When I picked up this book, I laughed to myself, wondering how old this book was. I immediately thought of the 1970s with all the fad diets like the Cabbage Diet, the Grapefruit Diet and the Hard Boiled Egg Diet. I assumed that this was one of those, a fad Chocolate diet. But as I thumbed through the book, I quickly learned that it had a copyright date of 2014 – how could this be? I put a reserve on the book and waited for another copy to come in, sending the one I pulled off to whoever had asked for it.
A few days later my book came in. I sat down with it and sped through it, unable to believe my eyes. In this day and age of science and nutrition, this was the wackiest diet I had seen in a long time. And claiming that science was backing it up just seemed ludicrous to me. I know that chocolate, in moderation, is considered to be a good food, but was this moderation? I wasn’t sure. I also wasn’t sure about the rest of the diet.
The author is a doctor – a PhD in neuroscience, according to his website. I only have a Masters degree in library science, so I am no expert in the field of nutrition. I don’t know how much nutrition is covered in a neuroscience doctorate program either. The website espouses a Mediterranean lifestyle, and there is a nutritionist attached to it as well. But this chocolate diet is not the Mediterranean diet by a long shot.

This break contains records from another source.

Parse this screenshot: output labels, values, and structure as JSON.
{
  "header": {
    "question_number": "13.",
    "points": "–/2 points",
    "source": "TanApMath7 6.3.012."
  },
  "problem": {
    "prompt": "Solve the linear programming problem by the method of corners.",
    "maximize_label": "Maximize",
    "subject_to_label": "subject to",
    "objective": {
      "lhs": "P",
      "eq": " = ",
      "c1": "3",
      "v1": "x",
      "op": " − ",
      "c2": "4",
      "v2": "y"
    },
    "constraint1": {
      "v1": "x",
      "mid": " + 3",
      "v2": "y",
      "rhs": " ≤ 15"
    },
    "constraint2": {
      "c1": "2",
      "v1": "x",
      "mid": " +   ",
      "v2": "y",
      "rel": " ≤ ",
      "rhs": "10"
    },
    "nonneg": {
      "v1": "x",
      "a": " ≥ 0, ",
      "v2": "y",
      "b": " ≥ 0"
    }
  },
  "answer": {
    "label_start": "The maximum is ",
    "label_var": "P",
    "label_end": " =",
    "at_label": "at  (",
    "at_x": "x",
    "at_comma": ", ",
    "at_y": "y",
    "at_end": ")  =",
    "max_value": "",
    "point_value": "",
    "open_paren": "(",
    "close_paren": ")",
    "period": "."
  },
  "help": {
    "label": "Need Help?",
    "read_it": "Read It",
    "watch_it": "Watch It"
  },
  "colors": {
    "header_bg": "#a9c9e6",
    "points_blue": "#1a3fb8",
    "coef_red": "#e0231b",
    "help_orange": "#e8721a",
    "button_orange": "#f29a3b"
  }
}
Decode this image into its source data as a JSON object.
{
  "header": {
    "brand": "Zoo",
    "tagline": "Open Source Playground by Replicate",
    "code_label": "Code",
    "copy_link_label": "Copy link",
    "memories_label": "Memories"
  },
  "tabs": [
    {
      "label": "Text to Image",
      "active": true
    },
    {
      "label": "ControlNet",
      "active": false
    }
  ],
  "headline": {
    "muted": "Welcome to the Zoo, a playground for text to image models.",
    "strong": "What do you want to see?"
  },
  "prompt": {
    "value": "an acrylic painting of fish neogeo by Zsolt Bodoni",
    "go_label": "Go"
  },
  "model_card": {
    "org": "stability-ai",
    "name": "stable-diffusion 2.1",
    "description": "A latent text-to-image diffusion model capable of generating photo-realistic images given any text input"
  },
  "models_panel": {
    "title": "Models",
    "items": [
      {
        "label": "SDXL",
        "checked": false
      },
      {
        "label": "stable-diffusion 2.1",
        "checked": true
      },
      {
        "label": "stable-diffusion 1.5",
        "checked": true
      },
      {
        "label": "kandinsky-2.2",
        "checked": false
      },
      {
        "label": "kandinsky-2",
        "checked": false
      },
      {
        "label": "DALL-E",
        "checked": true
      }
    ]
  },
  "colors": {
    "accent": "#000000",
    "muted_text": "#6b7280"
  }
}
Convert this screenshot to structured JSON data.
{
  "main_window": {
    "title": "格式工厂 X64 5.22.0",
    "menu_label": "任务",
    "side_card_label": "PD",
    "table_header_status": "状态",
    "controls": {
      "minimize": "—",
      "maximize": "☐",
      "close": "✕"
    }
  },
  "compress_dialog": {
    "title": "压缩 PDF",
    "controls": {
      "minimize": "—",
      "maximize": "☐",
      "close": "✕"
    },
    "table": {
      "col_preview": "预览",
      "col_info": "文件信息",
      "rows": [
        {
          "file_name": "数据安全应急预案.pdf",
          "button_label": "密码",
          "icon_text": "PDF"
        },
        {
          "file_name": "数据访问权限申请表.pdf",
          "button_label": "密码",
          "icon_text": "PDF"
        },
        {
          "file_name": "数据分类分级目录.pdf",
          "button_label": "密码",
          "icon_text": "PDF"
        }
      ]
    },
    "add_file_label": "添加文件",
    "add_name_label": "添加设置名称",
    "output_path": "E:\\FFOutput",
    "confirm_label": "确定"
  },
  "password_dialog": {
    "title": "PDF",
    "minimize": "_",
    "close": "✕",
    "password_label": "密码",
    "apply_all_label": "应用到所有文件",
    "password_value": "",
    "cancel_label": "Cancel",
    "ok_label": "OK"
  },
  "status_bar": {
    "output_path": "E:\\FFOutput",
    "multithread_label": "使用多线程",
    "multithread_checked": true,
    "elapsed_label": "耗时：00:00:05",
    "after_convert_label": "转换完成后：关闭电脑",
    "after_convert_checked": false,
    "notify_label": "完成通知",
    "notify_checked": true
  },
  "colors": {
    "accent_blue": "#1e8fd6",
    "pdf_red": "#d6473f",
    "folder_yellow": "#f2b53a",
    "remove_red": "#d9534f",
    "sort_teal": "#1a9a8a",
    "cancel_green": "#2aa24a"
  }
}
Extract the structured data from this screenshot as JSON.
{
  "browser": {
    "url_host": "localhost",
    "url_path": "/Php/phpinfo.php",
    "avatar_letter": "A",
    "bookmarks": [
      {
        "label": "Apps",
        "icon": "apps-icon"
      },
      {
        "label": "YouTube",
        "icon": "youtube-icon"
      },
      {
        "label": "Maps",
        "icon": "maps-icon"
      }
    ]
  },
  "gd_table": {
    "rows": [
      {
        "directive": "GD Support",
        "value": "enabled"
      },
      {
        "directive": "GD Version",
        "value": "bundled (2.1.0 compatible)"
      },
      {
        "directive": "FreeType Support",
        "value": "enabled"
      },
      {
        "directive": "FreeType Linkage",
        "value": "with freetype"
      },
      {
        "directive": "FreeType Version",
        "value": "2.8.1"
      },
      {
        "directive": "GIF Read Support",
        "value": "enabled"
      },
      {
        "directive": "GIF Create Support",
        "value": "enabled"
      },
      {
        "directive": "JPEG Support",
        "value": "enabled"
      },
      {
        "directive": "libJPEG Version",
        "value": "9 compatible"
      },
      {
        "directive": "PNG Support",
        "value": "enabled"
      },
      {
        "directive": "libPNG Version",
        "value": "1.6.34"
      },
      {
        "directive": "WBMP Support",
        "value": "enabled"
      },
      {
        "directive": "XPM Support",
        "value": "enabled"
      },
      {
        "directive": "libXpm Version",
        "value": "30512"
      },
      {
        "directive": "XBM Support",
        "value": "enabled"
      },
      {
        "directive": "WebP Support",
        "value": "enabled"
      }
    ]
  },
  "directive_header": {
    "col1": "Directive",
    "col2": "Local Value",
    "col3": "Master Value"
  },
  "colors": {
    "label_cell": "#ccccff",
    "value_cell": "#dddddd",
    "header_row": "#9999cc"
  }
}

What really got me going was the “meal” plan, and I use the term loosely. Breakfast is strictly optional, and the section begins, “If you are not hungry, do not eat,” which basically is setting back nutritional science a decade or so. It is suggested that if you are a little hungry, have a handful of almonds or walnuts, or if you’re really hungry, have an egg. Yes, one egg.
Lunch and dinner are preceded by a “thumb size” piece of chocolate, and another is for after each meal unless you choose a dessert like chocolate covered strawberries. It is recommended that the dieter consume dark chocolate, but it is not a requirement. The amount of chocolate the dieter consumes does get greater – up to 10 servings a day – of the 85% or greater dark chocolate. It is suggested that “if you become full while you’re in the middle of eating your meal, never, ever finish your dinner.” Allowable drinks include wine, beer, coffee, tea, juice, carbonated water and milk. No diet drinks or diet sodas though.
Since I need to lose some weight, I decided to give it ago. I bought a Trader Joe’s 85% dark chocolate bar, drank wine, and ate nuts for breakfast. I stuck to it for 4 days and gained 2 pounds. ‘Nuff said?
3/15 Stacy Alesi, AKA the BookBitch
EAT CHOCOLATE, LOSE WEIGHT by Will Clower. Rodale Books; 1 edition (February 4, 2014). ISBN 978-1623361273. 288p.